I think the buildup that I got for this book was too high to allow me to enjoy it fully. Had I not read the voluminous streams of unabashed praise from r.a.b.bers (that is the rabble that inhabits rec.arts.books) as well as recommendations from my First Impressions subscribers, I might have been pleasantly surprised by this book. As it was, I read it with an uncommonly sharp critical eye, thinking “it can’t be that good,” and unfortunately the book wasn’t able to overcome my, admitedly, unreasonable bias.
Milo is just your average kid that receives a magic tollbooth in the mail and then proceeds to discover how to view the world differently by saving a magic kingdom. Hmmm, a few shades of Narnia? Yes, but no. Juster loves wordplay, and, while I admit some of it is incredibly clever, he tends to sacrifice story for puns. The disjointed movement between “scenes” reminded me of another clever book of wordplay, Silverlock (in which the wordplay is allusions rather than puns), in that Juster moves the characters to different realms solely to pun more rather than a smooth movement of characters to their goal. The book becomes almost dull in the areas between encounters, and definitely feels segmented.
But, to return to my beginning, I’m probably being unfair.
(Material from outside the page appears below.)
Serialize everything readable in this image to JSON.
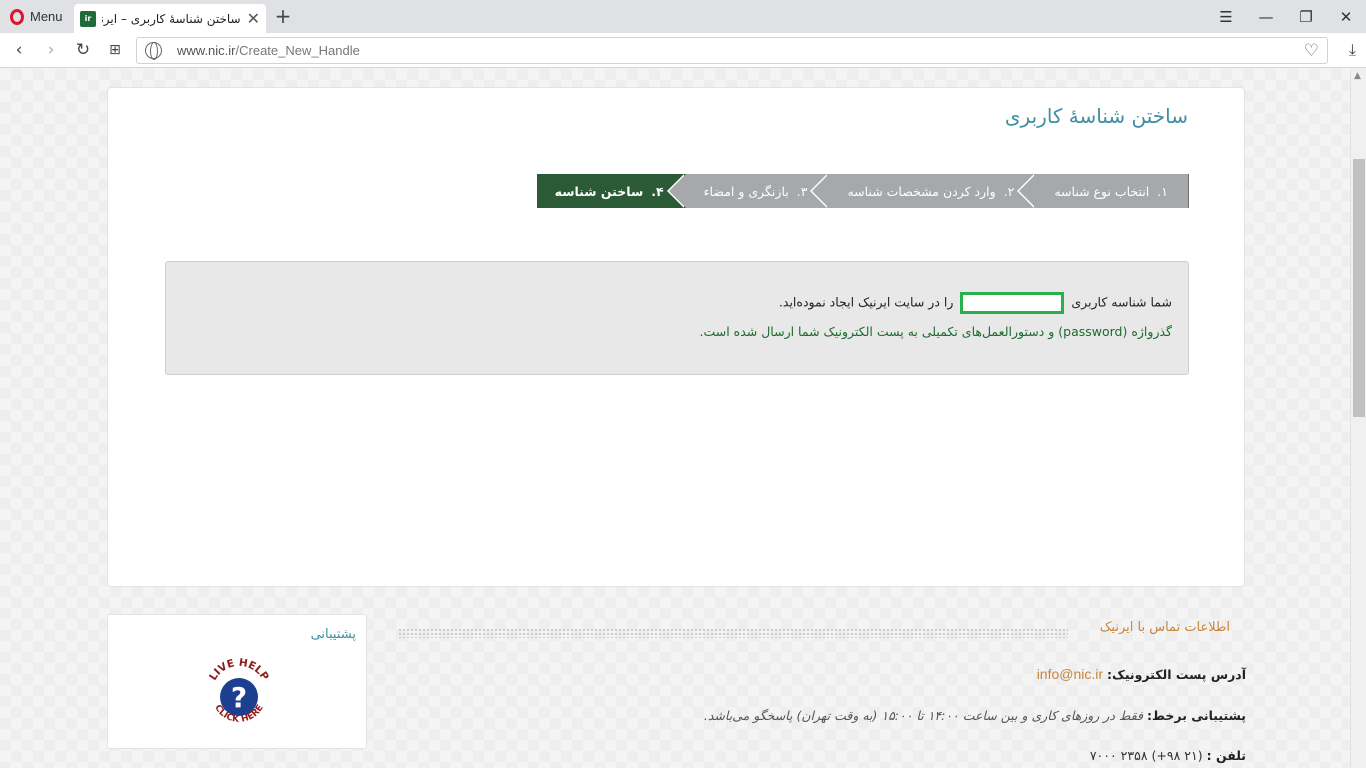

I cannot say that The Phantom Tollbooth isn’t clever, and some of the bits are simply wonderful, like the Island of Conclusions (you get there by jumping). I would have thought the wordplay would be too esoteric for kids, but given this book’s popularity, I think I’m selling youth short.
If you haven’t read this, you probably should. Perhaps my unfavorable tone will cancel some of the more shameless paeons for it, and you will be able to evaluate it without bias.